Trapped outsiders is an excellent way to explain a restored divine connection. So the gods are locked out but perhaps some of their messengers, apostles if you will, were trapped here during the cataclysm or sometime thereafter and have kept the faiths of their respective deities alive in the shadows. They have gathered enough silent followers for the power of faith to be revived and as such can grant clerical powers to a select few. So then the pure power of faith(which is what divine magic is really about anyway), the belief that something good still exists in this god forsaken world is what grants these divine warriors their power not gods per se'.

Something like this restricts clerics from a social aspect rather than a mechanical one. If these apostles or demigods(whatever they should be called) only have the power to grant divine powers to a very limited number of clerics in the world then they would simply be more rare rather than diminishing their ability as written. This makes the OT setting more plug and play compatible with PFR without direct changes to a class' mechanics or power.


Btw I know I'm speaking alot about class power and such here when you just wanted input on the background story. I just wanted to consider the repercussions of how your world interacts with specific classes in PFR. I love the setting and have greatly enjoyed using it in my game. I only wish to help you make it easier to understand and more PnP compatible with PFR.


Tallkid wrote:
Btw I know I'm speaking alot about class power and such here when you just wanted input on the background story. I just wanted to consider the repercussions of how your world interacts with specific classes in PFR. I love the setting and have greatly enjoyed using it in my game. I only wish to help you make it easier to understand and more PnP compatible with PFR.

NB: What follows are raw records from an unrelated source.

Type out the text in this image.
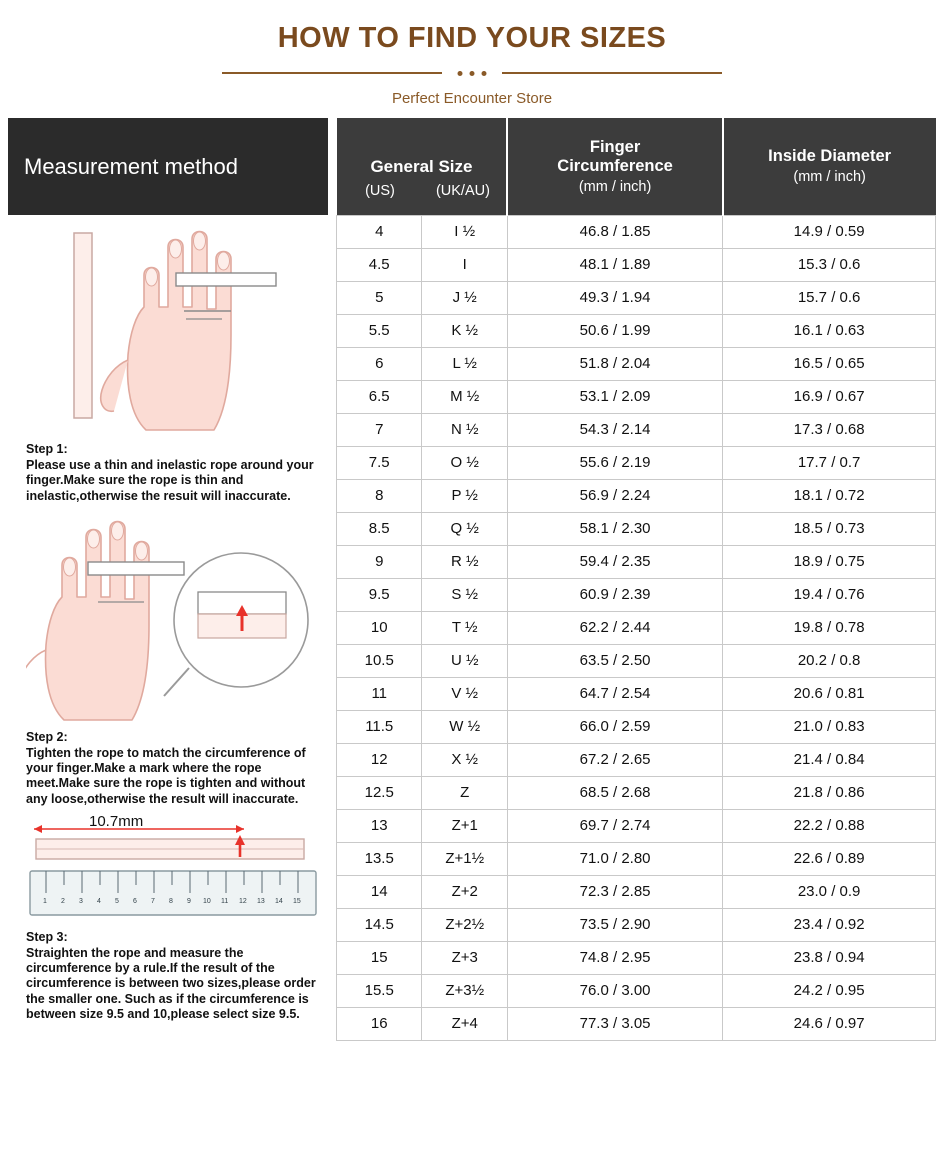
HOW TO FIND YOUR SIZES
Perfect Encounter Store
Measurement method
Step 1:
Please use a thin and inelastic rope around your finger.Make sure the rope is thin and inelastic,otherwise the resuit will inaccurate.
Step 2:
Tighten the rope to match the circumference of your finger.Make a mark where the rope meet.Make sure the rope is tighten and without any loose,otherwise the result will inaccurate.
10.7mm
1 2 3 4 5 6 7 8 9 10 11 12 13 14 15
Step 3:
Straighten the rope and measure the circumference by a rule.If the result of the circumference is between two sizes,please order the smaller one. Such as if the circumference is between size 9.5 and 10,please select size 9.5.
General Size
(US)	(UK/AU)

Finger
Circumference
(mm / inch)

Inside Diameter
(mm / inch)

4	I ½	46.8 / 1.85	14.9 / 0.59
4.5	I	48.1 / 1.89	15.3 / 0.6
5	J ½	49.3 / 1.94	15.7 / 0.6
5.5	K ½	50.6 / 1.99	16.1 / 0.63
6	L ½	51.8 / 2.04	16.5 / 0.65
6.5	M ½	53.1 / 2.09	16.9 / 0.67
7	N ½	54.3 / 2.14	17.3 / 0.68
7.5	O ½	55.6 / 2.19	17.7 / 0.7
8	P ½	56.9 / 2.24	18.1 / 0.72
8.5	Q ½	58.1 / 2.30	18.5 / 0.73
9	R ½	59.4 / 2.35	18.9 / 0.75
9.5	S ½	60.9 / 2.39	19.4 / 0.76
10	T ½	62.2 / 2.44	19.8 / 0.78
10.5	U ½	63.5 / 2.50	20.2 / 0.8
11	V ½	64.7 / 2.54	20.6 / 0.81
11.5	W ½	66.0 / 2.59	21.0 / 0.83
12	X ½	67.2 / 2.65	21.4 / 0.84
12.5	Z	68.5 / 2.68	21.8 / 0.86
13	Z+1	69.7 / 2.74	22.2 / 0.88
13.5	Z+1½	71.0 / 2.80	22.6 / 0.89
14	Z+2	72.3 / 2.85	23.0 / 0.9
14.5	Z+2½	73.5 / 2.90	23.4 / 0.92
15	Z+3	74.8 / 2.95	23.8 / 0.94
15.5	Z+3½	76.0 / 3.00	24.2 / 0.95
16	Z+4	77.3 / 3.05	24.6 / 0.97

It's funny to me because I never thought of it as a PnP but as a full setting. Apparently I was wrong about this, but in a good way. I think making the setting more PnP may be a direction we are planning for this upcoming update.


LMPjr007 wrote:
Tallkid wrote:
Btw I know I'm speaking alot about class power and such here when you just wanted input on the background story. I just wanted to consider the repercussions of how your world interacts with specific classes in PFR. I love the setting and have greatly enjoyed using it in my game. I only wish to help you make it easier to understand and more PnP compatible with PFR.
It's funny to me because I never thought of it as a PnP but as a full setting. Apparently I was wrong about this, but in a good way. I think making the setting more PnP may be a direction we are planning for this upcoming update.

Well it is a setting in its own right with unique races,monsters(I.e the H'La'Qu, hehe spelling), spells, feats, etc. and that's what makes it neat. All of that is in addition to the core rules of PFR. What I mean by PnP is not having to change any of the core rules or existing classes to accommodate the setting. You just choose this as your campaign setting when you decide to start a game and it flows smoothly along with all the rules/classes that already exists and everything that comes with the setting is just a nice flavorful bonus.

In terms of how this effects your background story. Maybe remove all mechanical references to any class or lvl from the text and keep the descriptions of the way the world interacts with different classes to a purely social outlook. Then maybe people like me wouldn't feel inclined to place mechanical restrictions on certain classes. For instance if clerics are rare because of the inability of these demigods to hand out unlimited power I am certain as a DM to allow a PC to be a cleric and one of these gifted few. On the other hand if the common description of the world simply says "the gods are cut off" that means to me there is no divine connection available. So I guess it's about giving the proper specific but open ended information for DM's and players alike to build off of. If that makes any sense lol.